In practice, since your proposed realm semantics only affect partial bindings instead of borrow checking, I think most people are just going to make larger conservative realms to get both the bounded refactors property and the readability and sacrifice the ability to make short succinct one-off contexts for the single function call.
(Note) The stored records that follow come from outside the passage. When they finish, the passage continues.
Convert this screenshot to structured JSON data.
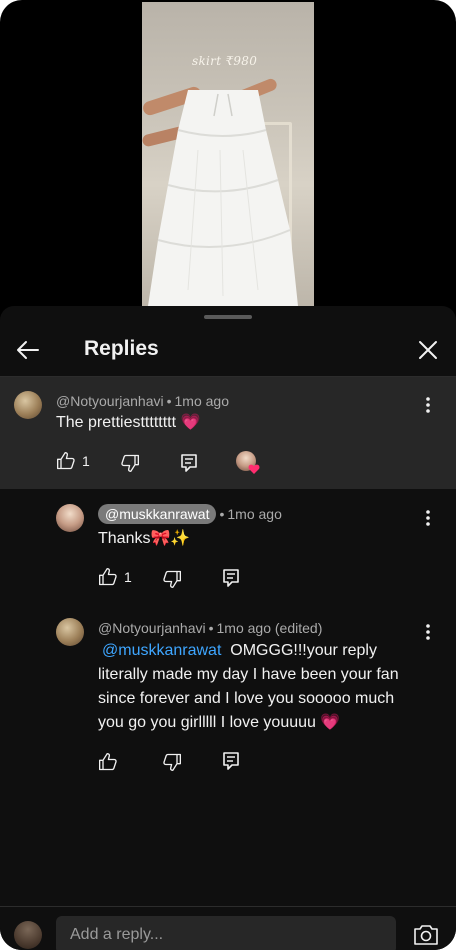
{
  "video": {
    "caption": "skirt ₹980"
  },
  "header": {
    "title": "Replies"
  },
  "parent_comment": {
    "author": "@Notyourjanhavi",
    "time": "1mo ago",
    "text": "The prettiestttttttt 💗",
    "likes": "1"
  },
  "replies": [
    {
      "author": "@muskkanrawat",
      "time": "1mo ago",
      "text": "Thanks🎀✨",
      "likes": "1"
    },
    {
      "author": "@Notyourjanhavi",
      "time": "1mo ago (edited)",
      "mention": "@muskkanrawat",
      "text": "OMGGG!!!your reply literally made my day I have been your fan since forever and I love you sooooo much you go you girlllll I love youuuu 💗",
      "likes": ""
    }
  ],
  "composer": {
    "placeholder": "Add a reply..."
  },
  "icons": {
    "back": "arrow-left-icon",
    "close": "close-icon",
    "more": "more-vert-icon",
    "like": "thumb-up-icon",
    "dislike": "thumb-down-icon",
    "reply": "reply-icon",
    "camera": "camera-icon"
  },
  "colors": {
    "mention": "#3ea6ff",
    "heart": "#ff2d6f",
    "sheet_bg": "#0f0f0f",
    "highlight_bg": "#272727"
  }
}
The point of a realm is to say "this function will access a subset of the contextual parameters in this realm and nothing else." A realm being big only has the downside of reducing the number of guarantees you can derive just by looking at the function's signature since it claims that it potentially accesses a lot more than it actually accessed. If yourself in that scenario, that's probably a sign that you made your subsystem too big and should probably refactor it into multiple subsystems with their own realms. Otherwise, realms being big is a good thing since it gives you room to grow and forces the callers to be conservative about not making too many assumptions about your internal functions that may change as its implementation changes.